I’ll have to admit that writing this post feels more difficult than normal. Being in the final rush to the end, I think the exhaustion of having to judge all the games is hitting me harder, and as I’ve been given myself extra time to play my blog games, the pressure feels like it’s that much greater.

I’ll do my best to give you something though. Bear with me, we’re nearly there.

Best Game I Had Not Previously Played

If I look at my list of best new games, I find myself drawn to the RPGs and adventure games for this batch – I think I’ve saved some of the best ones for this run. I’ll cover RPGs below, but want to mention Chrono Cross as sticking in my mind as being excellent.

But while Cruise For A Corpse had its issue, the dystopian future adventures are the two that really stand out.

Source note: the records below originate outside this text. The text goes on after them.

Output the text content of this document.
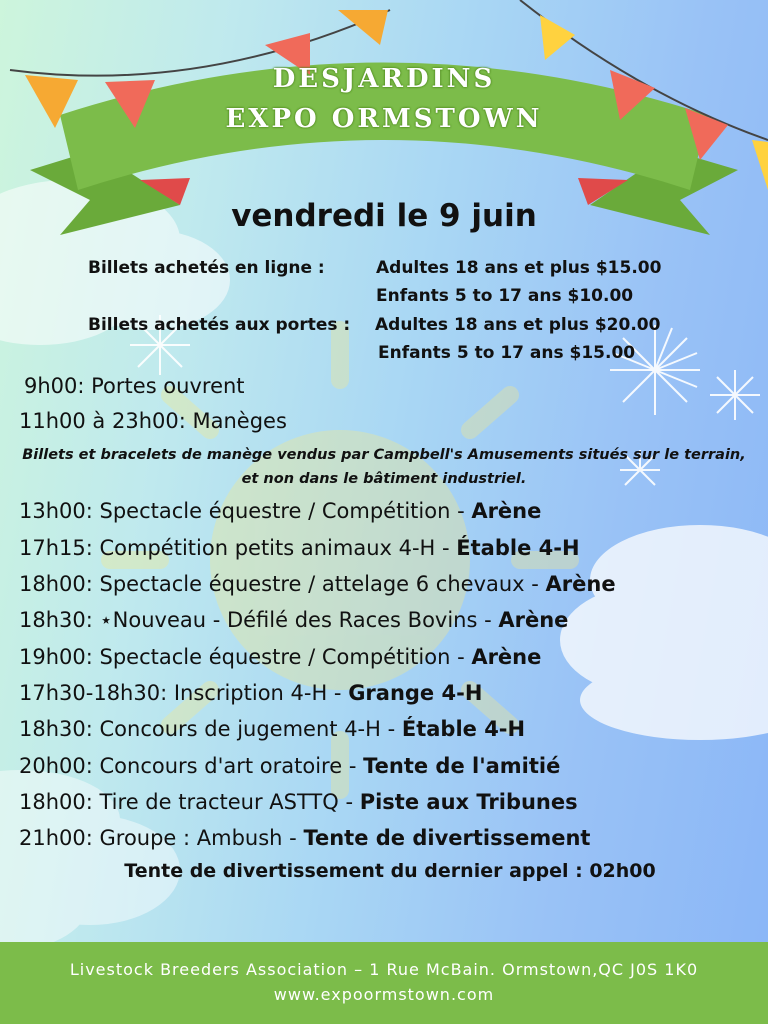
DESJARDINS
EXPO ORMSTOWN
vendredi le 9 juin
Billets achetés en ligne :	Adultes 18 ans et plus $15.00
Enfants 5 to 17 ans $10.00
Billets achetés aux portes : Adultes 18 ans et plus $20.00
Enfants 5 to 17 ans $15.00
9h00: Portes ouvrent
11h00 à 23h00: Manèges
Billets et bracelets de manège vendus par Campbell's Amusements situés sur le terrain, et non dans le bâtiment industriel.
13h00: Spectacle équestre / Compétition - Arène
17h15: Compétition petits animaux 4-H - Étable 4-H
18h00: Spectacle équestre / attelage 6 chevaux - Arène
18h30: ⋆Nouveau - Défilé des Races Bovins - Arène
19h00: Spectacle équestre / Compétition - Arène
17h30-18h30: Inscription 4-H - Grange 4-H
18h30: Concours de jugement 4-H - Étable 4-H
20h00: Concours d'art oratoire - Tente de l'amitié
18h00: Tire de tracteur ASTTQ - Piste aux Tribunes
21h00: Groupe : Ambush - Tente de divertissement
Tente de divertissement du dernier appel : 02h00
Livestock Breeders Association – 1 Rue McBain. Ormstown,QC J0S 1K0
www.expoormstown.com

Do I pick Beneath a Steel Sky, the dystopian idea that felt like the perfect sci-fi version of its kind even if it looks a bit rough? Or do I go for Blade Runner, a game that sticks to the tone and feel of its source so well that any clunkiness is made up for by what it accomplishes and how well it does so, still feeling like a mystery in places.

Pick either, really, and it works here.

Worst Game

The worst games were harder to pick – I guess I had a good eye for what to leave until the end – but there were still some that fell flat. For Burning Rangers, that was because the game’s concept just didn’t work that well as a game, with a console that didn’t quite work for what it was meant to do.

Those excuses don’t really apply to Hidden & Dangerous 2, which gave me trouble on its tutorial and continued to have issues afterwards. I can see how it would work for the fans, but as a casual player it’s a game I couldn’t get myself into.

Most Surprising Game

I have to say, if you want to go most literal, Ninja Gaiden II might be the most surprising, compared to the game that came first in the series – I am still quite curious about going back to it sometimes.

However, as I said above, there are so many RPGs that stand out. I almost put Breath of Fire II first here – an old fashioned JRPG, but one that kept surprising me with the different systems and twists on the formula it had.

But if you really want a twist on the formula, one that surprised and delighted me even if I’m uncertain how long it would have held up for a longer playthrough, you have to play Panzer Dragoon Saga. It actually manages to make a JRPG feel like a shoot ’em up, with a somewhat engaging story, some fine puzzles and in the end a battle system that works. You have to play it to get it, but it’s worth trying.

Biggest Disappointment

For our disappointments this time, we are dealing with sequels that didn’t live up to  the earlier games, where I was hoping for something fun but it didn’t work as well as the original.

I should have expected it for Metroid Prime 3: the control issues were ones that I had experienced with the first game and were the reason I switched to playing the Gamecube versions for the first two. The game had more issues though, with its level design and world being inferior to the second game. Out of the three, it’s the one I would recommend least and would be the one that I would say belongs least on the list.

But then there’s the Chronicles of Riddick: Assault on Dark Athena. There was a lot of life and content to the first game’s world, where I felt I kept exploring interesting new places. Dark Athena, in return, dials down on those elements in favour of even more corridors with on going restrictions on what you can do. I just didn’t enjoy it as much and it felt like a real step back rather than a nice upgrade on a fun shooter.